Why do proteins aggregate under flow?

The function and stability of proteins are intimately linked to their environment and consequently, changes in environmental factors such as pH can trigger conformational changes that in turn modulate protein function. Forces exerted onto proteins during fluid flow (i.e.hydrodynamic forces) are also used in Nature controlling processes such as blood clotting and spider silk formation but our understanding of this process is limited. To address this question, we have developed an instrument to that mimics these forces and used it to show that that fluid flow can drive the aggregation of a small test protein (BSA) by triggering unfolding, exposing new protein surfaces with greater self-affinity, leading to aggregation (see Dobson et al. (2017) Proc Natl Acad Sci USA. 114:4673-4678).

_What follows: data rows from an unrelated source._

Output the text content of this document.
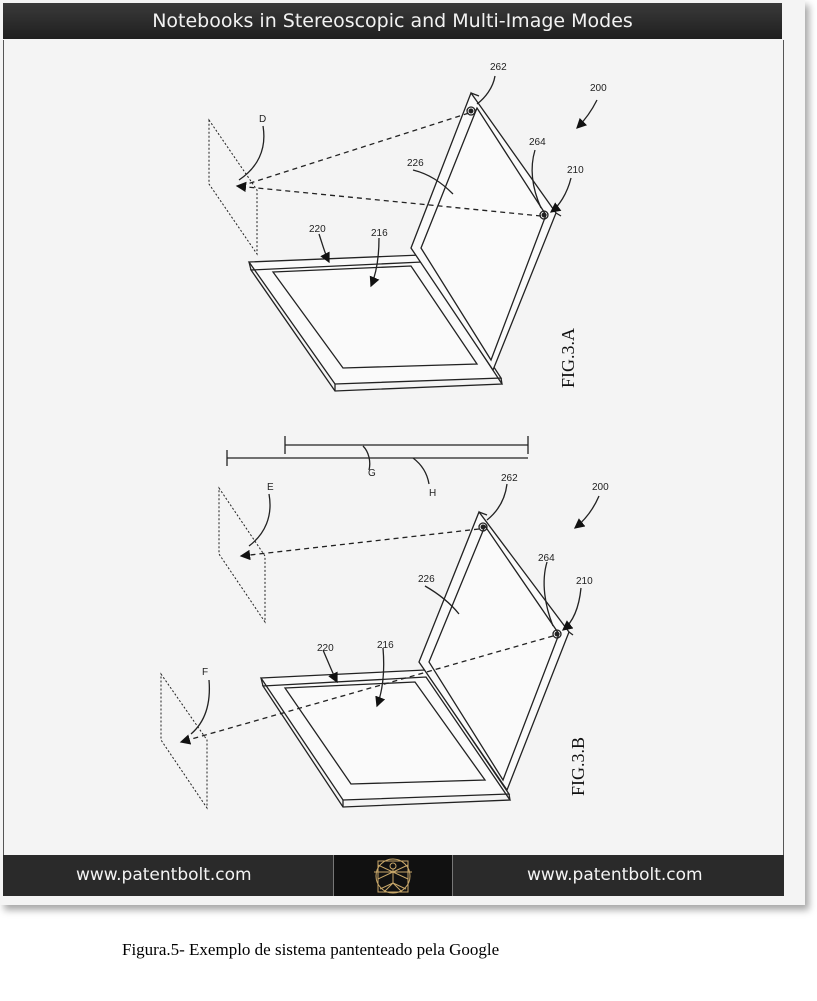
Notebooks in Stereoscopic and Multi-Image Modes
D
200
262
264
210
226
220	216
FIG.3.A
G
H
E
F
200
262
264
210
226
220	216
FIG.3.B
www.patentbolt.com	www.patentbolt.com
Figura.5- Exemplo de sistema pantenteado pela Google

In addition to in vivo processes, fluid-flow induced unfolding and aggregation presents a huge obstacle to the large-scale manufacture of protein-based therapeutics and sometimes even prevents the translation of a promising candidate therapeutic to an effective and safe medicine. Protein-based medicines, known as biopharmaceuticals have emerged as powerful and versatile medicines with applications in auto-immune disease and cancer with antibody-based therapies having sales of $123 billion in 2017.
The goal of this BBSRC Collaborative Training Partnership PhD studentship between the Astbury Centre for Structural and Molecular Biology and Medimmune, therefore, is to apply Leeds' unique expertise in protein (un)folding mechanisms, biophysical characterisation and hydrodynamic flow to identify the mechanism of flow-induced unfolding of test proteins and biopharmaceuticals provided by Medimmune.

This fundamental study will ultimately facilitate the economic production of current and next generation high-value bio-pharmaceuticals.